The researchers of the Centre for Energy Research (Environmental Physics Department), the Department of Pulmonology of Semmelweis University, and the Wigner Research Centre for Physics (Department of Applied and Nonlinear Optics) sought answer to the question of - given we're talking about airborne transmission - what size of particles the virus is likely to be attached to. They also looked to find out what external conditions, such as air quality and airflow, could influence the spread of the virus.
The research follows on from an earlier study by the university, which analysed where the virus would be deposited in the lungs if it travelled on the surface of air particles of different sizes. The studies were carried out at hospital sits, in normal wards and in non-invasive ventilation units.
We were able to detect the virus over a wider range of aerosol particle diameters (70 nm–10 µm) than ever before, even at ultrasmall sizes,
said dr. Veronika Müller, Director of the Department of Pulmonology at Semmelweis University.
Our results revealed that SARS-CoV-2 RNA is most likely to exist in particles with 0.5–4 µm aerodynamic diameter, but also in ultrafine particles.
This is important because the smaller the particle, the easier it is for it to enter the body - and thus the easier it is for the virus to enter the body.
Overall, it was found that SARS-CoV-2 RNA could be detected in all size ranges, from which the positivity rate is higher in the larger size ranges (particulate matter or PM of aerodynamic diameter ranging from 2.5 to 10 µm).
The detected size distributions were typically unimodal in the 0.25–10 µm range, and significant quantities of SARS-CoV-2 RNA were detected even in the sub-300 nm size range. Particles of a few hundred nanometres in size can travel from the upper respiratory tract via the alveoli directly into the bloodstream.
This suggests that the enveloped SARS-CoV-2 virus might even be able to spread in the air without being attached to a carrier aerosol particle.
"The particle size distribution associated the virus is important, since the lung deposition probability has a minimum at around 400 nm, alveolar deposition increases with decreasing particle diameter. As fine (PM1) particles can reach the alveolar surface, they might cause direct alveolar infection with highly contagious pathogens," the study says.
In general, the aerosol sources in hospital wards can basically be (i) the mixing of outdoor particles due to room ventilation, (ii) the emission of people by breathing and speaking, etc.(iii) resuspension as a result of their or staff activities, and (iv) the direct and indirect particle emission of machines (respirator apparatus) operating in the room.
As the effect of outdoor sources was eliminated, and the quantity of particles emitted during breathing by the hospital staff wearing masks and by patients even with respiratory support was found to be orders of magnitude smaller than the concentration fluctuations due to human activities, it can be stated that
the resuspension effect of inside movements are determinant for indoor PM concentration increase.
"Although patients are the primary source of airborne SARS-CoV-2 RNA, these virus laden particles are transmitted to the surfaces by direct contact or by sedimentation.

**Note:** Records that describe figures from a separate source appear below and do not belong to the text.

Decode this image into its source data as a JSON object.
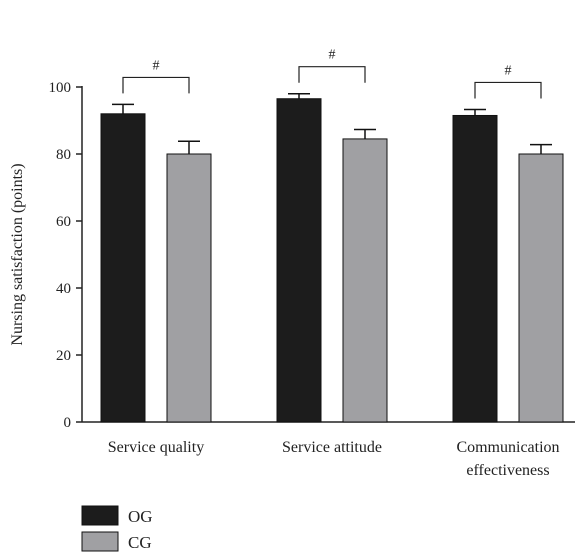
{
  "chart_data": {
    "type": "bar",
    "title": "",
    "xlabel": "",
    "ylabel": "Nursing satisfaction (points)",
    "ylim": [
      0,
      100
    ],
    "yticks": [
      0,
      20,
      40,
      60,
      80,
      100
    ],
    "categories": [
      "Service quality",
      "Service attitude",
      "Communication effectiveness"
    ],
    "category_lines": [
      [
        "Service quality"
      ],
      [
        "Service attitude"
      ],
      [
        "Communication",
        "effectiveness"
      ]
    ],
    "series": [
      {
        "name": "OG",
        "color": "#1c1c1c",
        "values": [
          92,
          96.5,
          91.5
        ],
        "errors": [
          2.8,
          1.5,
          1.8
        ]
      },
      {
        "name": "CG",
        "color": "#a0a0a3",
        "values": [
          80,
          84.5,
          80
        ],
        "errors": [
          3.8,
          2.8,
          2.8
        ]
      }
    ],
    "significance": [
      {
        "category": "Service quality",
        "label": "#"
      },
      {
        "category": "Service attitude",
        "label": "#"
      },
      {
        "category": "Communication effectiveness",
        "label": "#"
      }
    ],
    "legend": {
      "position": "bottom-left"
    },
    "grid": false
  }
}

Direct contact might be responsible for SARS-CoV-2 RNA identified on the patients’ bed, nightstand and patients’ phone [...]," the study says.

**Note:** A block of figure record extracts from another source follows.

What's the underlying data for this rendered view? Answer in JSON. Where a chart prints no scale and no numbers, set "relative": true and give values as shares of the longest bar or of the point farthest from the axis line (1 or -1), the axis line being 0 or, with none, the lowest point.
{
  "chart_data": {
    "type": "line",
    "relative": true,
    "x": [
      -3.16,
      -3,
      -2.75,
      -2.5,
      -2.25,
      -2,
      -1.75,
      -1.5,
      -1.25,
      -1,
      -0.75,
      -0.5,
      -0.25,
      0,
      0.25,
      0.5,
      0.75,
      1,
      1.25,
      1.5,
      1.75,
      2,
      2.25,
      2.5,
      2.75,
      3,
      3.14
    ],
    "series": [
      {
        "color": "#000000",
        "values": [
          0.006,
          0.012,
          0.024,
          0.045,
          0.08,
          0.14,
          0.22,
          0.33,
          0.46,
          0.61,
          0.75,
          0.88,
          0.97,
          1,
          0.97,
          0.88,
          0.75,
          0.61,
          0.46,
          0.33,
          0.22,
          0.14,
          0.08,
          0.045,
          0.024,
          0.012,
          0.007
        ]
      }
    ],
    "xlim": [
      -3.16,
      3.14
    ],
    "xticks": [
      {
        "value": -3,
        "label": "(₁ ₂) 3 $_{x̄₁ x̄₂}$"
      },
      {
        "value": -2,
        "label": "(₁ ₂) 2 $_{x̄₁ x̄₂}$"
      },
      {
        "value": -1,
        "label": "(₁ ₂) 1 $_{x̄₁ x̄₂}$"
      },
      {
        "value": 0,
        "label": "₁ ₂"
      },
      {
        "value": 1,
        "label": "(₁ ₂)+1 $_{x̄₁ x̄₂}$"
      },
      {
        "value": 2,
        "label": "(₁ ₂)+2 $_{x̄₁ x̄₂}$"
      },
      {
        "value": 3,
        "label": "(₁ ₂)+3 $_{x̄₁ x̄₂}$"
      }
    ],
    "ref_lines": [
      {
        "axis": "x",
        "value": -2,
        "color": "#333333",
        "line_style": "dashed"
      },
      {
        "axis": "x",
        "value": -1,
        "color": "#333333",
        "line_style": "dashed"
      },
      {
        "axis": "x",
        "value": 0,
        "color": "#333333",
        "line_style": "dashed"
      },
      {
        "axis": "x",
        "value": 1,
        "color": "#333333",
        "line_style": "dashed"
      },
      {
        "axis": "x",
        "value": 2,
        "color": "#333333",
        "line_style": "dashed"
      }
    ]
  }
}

As resuspension of all particles are significant it can be concluded that the medical stuff activities (such as movement and treatment) could result in an excess of virus-laden aerosols in the indoor atmosphere.
It is worth noting that the virus detection method used in this work could not distinguish between viable and non-viable viruses/virions.

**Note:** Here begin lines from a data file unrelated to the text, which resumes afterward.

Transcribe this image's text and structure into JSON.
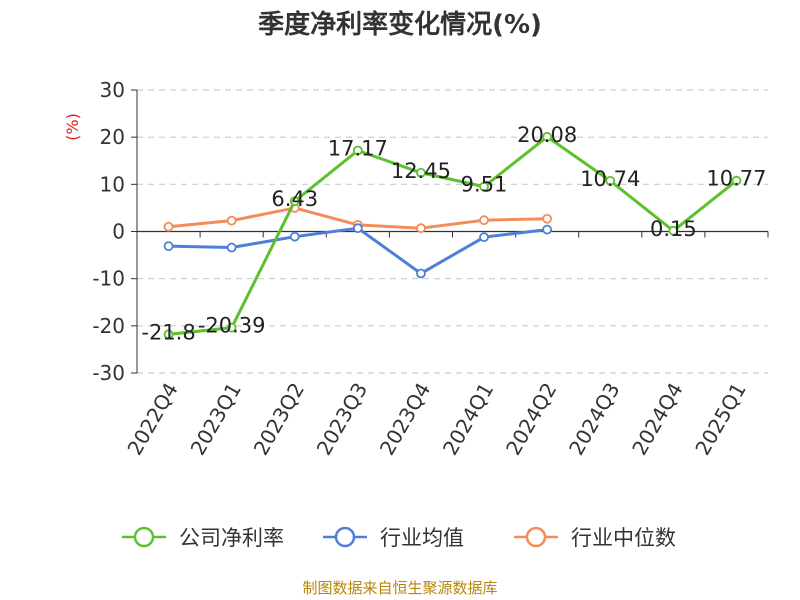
{
  "chart_data": {
    "type": "line",
    "title": "季度净利率变化情况(%)",
    "ylabel": "(%)",
    "ylim": [
      -30,
      30
    ],
    "yticks": [
      30,
      20,
      10,
      0,
      -10,
      -20,
      -30
    ],
    "categories": [
      "2022Q4",
      "2023Q1",
      "2023Q2",
      "2023Q3",
      "2023Q4",
      "2024Q1",
      "2024Q2",
      "2024Q3",
      "2024Q4",
      "2025Q1"
    ],
    "series": [
      {
        "name": "公司净利率",
        "color": "#5cc12b",
        "values": [
          -21.8,
          -20.39,
          6.43,
          17.17,
          12.45,
          9.51,
          20.08,
          10.74,
          0.15,
          10.77
        ],
        "labels": [
          "-21.8",
          "-20.39",
          "6.43",
          "17.17",
          "12.45",
          "9.51",
          "20.08",
          "10.74",
          "0.15",
          "10.77"
        ]
      },
      {
        "name": "行业均值",
        "color": "#4e7fd8",
        "values": [
          -3.1,
          -3.4,
          -1.1,
          0.7,
          -8.9,
          -1.2,
          0.4,
          null,
          null,
          null
        ]
      },
      {
        "name": "行业中位数",
        "color": "#f48c5a",
        "values": [
          1.0,
          2.3,
          5.0,
          1.4,
          0.7,
          2.4,
          2.7,
          null,
          null,
          null
        ]
      }
    ],
    "grid": true,
    "legend": "bottom"
  },
  "source": "制图数据来自恒生聚源数据库"
}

Surface disinfection, therefore, plays a key role not only in preventing infection through contact but also in reducing the airborne spread of infectious particles,
the authors stressed.
"So far, the importance of the disinfection of surfaces and hands has been emphasised, which is indisputable, but the possibility of contamination with aerosols is just as important," explains Dr Veronika Müller.
The separation of patients - using separate bathrooms and toilets - was important mainly because of the stool bacteria as a source of infection.
"We now know from research that particles carrying viruses or other pathogens are very easy to inhale, and I admit that I have since changed my view on isolation."
The findings are also helpful for correct mask use.
The research is also highly useful for hospital-acquired infections. Better knowledge of the sources of infection can help reduce the incidence of hospital-acquired diseases such as pneumonia.
Although the subject of the research was coronavirus, the results can also be applied to other airborne pathogens.
"The real value of this research is that we have been able to use SARS-CoV-2 as a prototype to describe the spread of other viruses. We don't have much opportunity to do this otherwise, as patients with different respiratory diseases are usually not isolated, and the pathogens and the method may be different," says Dr Veronika Müller.
The results suggest that this is likely to be a common factor in the spread of influenza and respiratory syncytial virus (RSV). This could help to prevent such outbreaks in the future and to treat them more effectively in hospitals, nursing homes or even at home.